Quick-Step approached the jury after the sprint finish yesterday and the sports directors spoke with Marien again this morning near the team’s bus. The team yesterday celebrated their fourth stage win of the 2017 Tour with Marcel Kittel.
Bauer led Kittel into the final. Afterwards, he said that he had no need to approach Bouhanni.
“I put it behind me the second that it occurred and refocussed on the sprint,” the New Zealander said. “That’s what we are here to do, win races and not to make petty comments or make annoyances in the bunch.
“I didn’t expect a penalty at all. I don’t think there was an incident out there that needed any repercussions.
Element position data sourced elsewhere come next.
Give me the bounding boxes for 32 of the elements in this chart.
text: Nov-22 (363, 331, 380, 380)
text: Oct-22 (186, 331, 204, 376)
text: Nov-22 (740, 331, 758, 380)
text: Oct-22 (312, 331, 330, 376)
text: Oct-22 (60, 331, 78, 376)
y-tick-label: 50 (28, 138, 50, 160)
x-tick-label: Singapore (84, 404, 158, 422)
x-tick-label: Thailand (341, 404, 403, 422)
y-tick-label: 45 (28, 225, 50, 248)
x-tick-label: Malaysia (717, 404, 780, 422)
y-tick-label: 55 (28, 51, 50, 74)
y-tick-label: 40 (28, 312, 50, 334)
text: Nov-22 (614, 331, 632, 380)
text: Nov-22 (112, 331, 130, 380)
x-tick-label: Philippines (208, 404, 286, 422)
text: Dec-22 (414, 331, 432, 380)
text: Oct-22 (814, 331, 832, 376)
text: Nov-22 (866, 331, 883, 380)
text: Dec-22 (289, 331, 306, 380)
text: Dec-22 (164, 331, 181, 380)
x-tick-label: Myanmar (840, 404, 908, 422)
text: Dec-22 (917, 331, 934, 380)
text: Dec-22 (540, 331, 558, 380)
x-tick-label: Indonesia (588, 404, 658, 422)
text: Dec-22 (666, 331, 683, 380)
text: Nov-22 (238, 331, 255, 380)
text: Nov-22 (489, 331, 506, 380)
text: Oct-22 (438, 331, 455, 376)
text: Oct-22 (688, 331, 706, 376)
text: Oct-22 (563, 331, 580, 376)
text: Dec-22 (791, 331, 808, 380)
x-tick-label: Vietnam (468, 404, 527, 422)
“It’s not a granfondo, it’s not a charity or a bunch ride, it’s the Tour de France and it’s a high stakes, fast, aggressive sprint final. I come into a sprint finish like that expecting aggression from other riders and rivals teams, especially from other rival teams who are under pressure to win.
“I understand that Bouhanni needs to win, Cofidis needs to win. They are in France and they have a big sprinter here. It’s obvious they will be aggressive and do what they can to beat Marcel, but unfortunately at this Tour de France, it’s not going to happen.”